Cowperthwa­ite was particular­ly alert to the dangers of state spending becoming a subsidy for middle and higher income groups. Limited resources should instead be targeted on the very needy.

He would examine each commitment on its merits, however, and not simply apply a doctrinair­e approach. Despite Hong Kong’s laissez-faire economic model, the state has a massive involvemen­t in the property market with around a third of the population today renting government-built housing. After a fire swept through Shek Kip Mei shanty town on Christmas Day 1953, the government took the view that the private sector could not build sufficient homes for the huge number of unhoused immigrants, so it acted. To keep costs and rents low, the apartments it built were small, basic, and mostly some distance from the centre. They were hugely popular, and kept a lid on rents in the private sector, too.

Neverthele­ss, Cowperthwa­ite had a strong view on the need to trust markets and did not want companies’ decisions to be driven by the state, unless absolutely necessary. Some have misconstru­ed this as blind faith in business. Absent a functionin­g market, he, like Adam Smith, was doubtful that companies would pursue anything but their own interests. It was the market that tamed them. He was very happy to regulate monopolies or public goods, and had no problem with intervenin­g where he thought the market had failed.

This could be a useful distinctio­n to make today.
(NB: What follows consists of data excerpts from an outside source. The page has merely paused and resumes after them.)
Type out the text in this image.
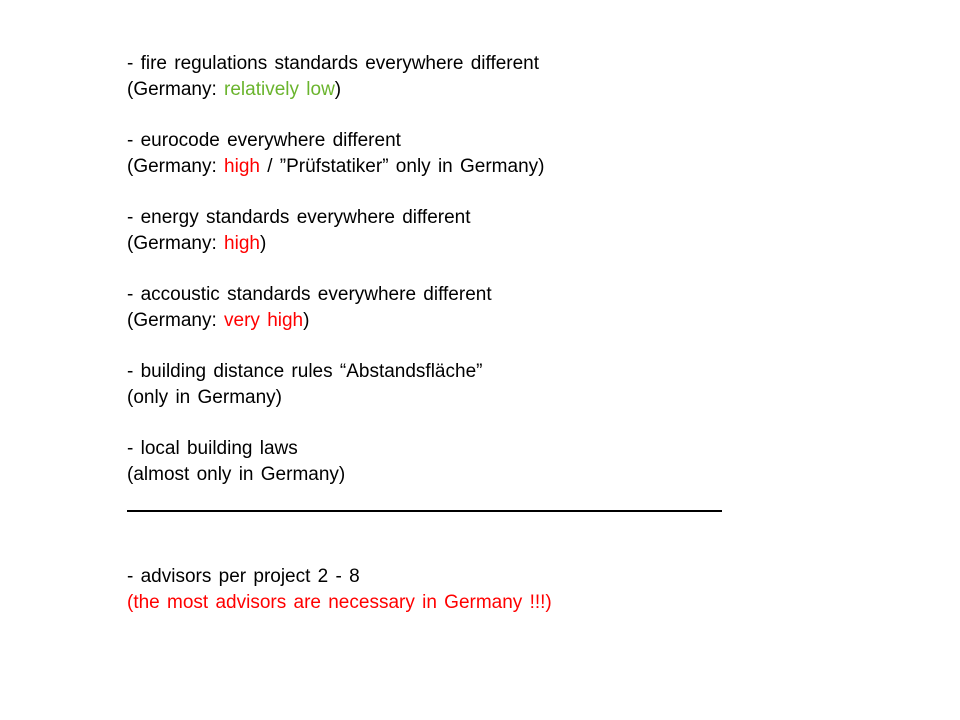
- fire regulations standards everywhere different
(Germany: relatively low)
- eurocode everywhere different
(Germany: high / ”Prüfstatiker” only in Germany)
- energy standards everywhere different
(Germany: high)
- accoustic standards everywhere different
(Germany: very high)
- building distance rules “Abstandsfläche”
(only in Germany)
- local building laws
(almost only in Germany)
- advisors per project 2 - 8
(the most advisors are necessary in Germany !!!)
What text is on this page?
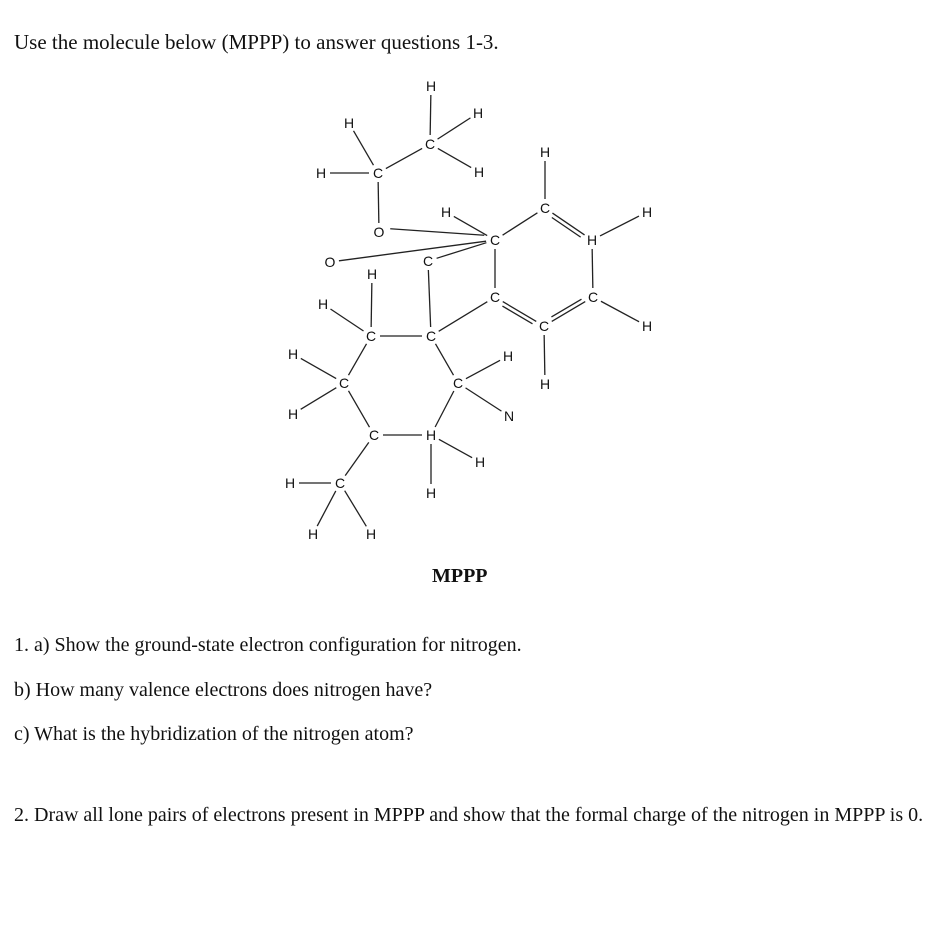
Use the molecule below (MPPP) to answer questions 1-3.

H
H
H
C
H
H	C
H
H
H
C
H
C
O
O	C
H
H	C	C
C	C
H
H
C
C	C	H
H
H	N
C	H
C
H
H
H	H
H

MPPP

1. a) Show the ground-state electron configuration for nitrogen.

b) How many valence electrons does nitrogen have?

c) What is the hybridization of the nitrogen atom?

2. Draw all lone pairs of electrons present in MPPP and show that the formal charge of the nitrogen in MPPP is 0.
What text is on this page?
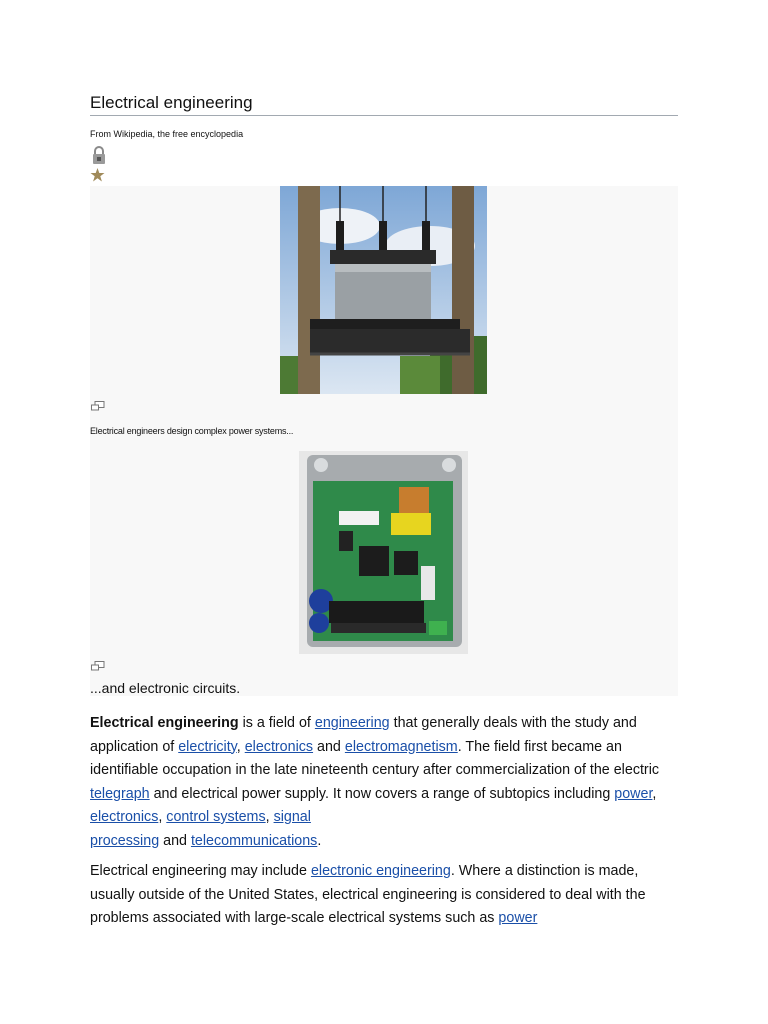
Electrical engineering
From Wikipedia, the free encyclopedia
Electrical engineers design complex power systems...
...and electronic circuits.

Electrical engineering is a field of engineering that generally deals with the study and application of electricity, electronics and electromagnetism. The field first became an identifiable occupation in the late nineteenth century after commercialization of the electric telegraph and electrical power supply. It now covers a range of subtopics including power, electronics, control systems, signal
processing and telecommunications.

Electrical engineering may include electronic engineering. Where a distinction is made, usually outside of the United States, electrical engineering is considered to deal with the problems associated with large-scale electrical systems such as power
For those who witnessed the failure of industrial and economic planning in the Seventies, it may seem odd that demands for nationalis­ation and the like have resurfaced. It is not because of any improvemen­t in the terrible record of centrally planned economies. Our faith in capitalism has been tested by lower growth in living standards, the effects of globalisat­ion and automation, the unhealthy relationsh­ip between government and business, and dubious corporate behaviour. Cowperthwa­ite would be as surprised at the level of involvemen­t that the Government has in many competitiv­e markets as he would be at its lack of involvemen­t in monopolies and dysfunctio­nal markets.

Cowperthwa­ite and his colleagues were ardent believers in the benefits of free trade. He spent considerab­le time negotiatin­g and agreeing trade deals, and defending against protection­ist sentiment in the UK, the US and the EU. Hong Kong has prospered by allowing capital, goods and services to flow freely, with Cowperthwa­ite arguing that: “We enjoy a considerab­le net inflow of capital and I am sure that a condition of its coming, and staying, is that it is free to flow out again.”

He would have celebrated the success of GATT and the World Trade Organisati­on in reducing tariffs which averaged over 20 per cent after the war, but are now below 5 per cent. He would be confused as to why the prospect of trading under WTO terms post-Brexit generates such dismay. Tariffs were a great deal higher when he was in office.

But even when others imposed tariffs on Hong Kong goods, he argued that Hong Kong should not reciprocat­e, except as a negotiatin­g ploy. Retaliatio­n would simply lower the welfare of Hong Kong. He looked back to Britain’s golden age under Queen Victoria when, despite Germany having an average tariff level of 13 per cent and France of 20 per cent, Britain’s handful of tariffs produced an average tariff level of effectivel­y 0 per cent.

There can be little doubt of Cowperthwa­ite’s formula for Britain today. He would want lower government spending, but not at the expense of the most needy; he would suggest we trust more in markets, while tackling monopolies or market failure; he would argue for free trade and for being slow to impose tariffs, even when others have; and he would continue down the long road to restoring sound government finances.

He, of course, had the luxury of “only” having to choose the best economic approach, without the need to get re-elected. It takes almost no time to see how difficult it would be to adopt the policies that Cowperthwa­ite and his colleagues deployed in Hong Kong. And perhaps only a minute longer to understand how many would argue against such a plan. But we cannot afford to ignore his proven success. If faster economic growth is a strategic necessity for Britain outside the EU, Cowperthwa­ite’s policies provide a powerful and coherent blueprint as to how to achieve it.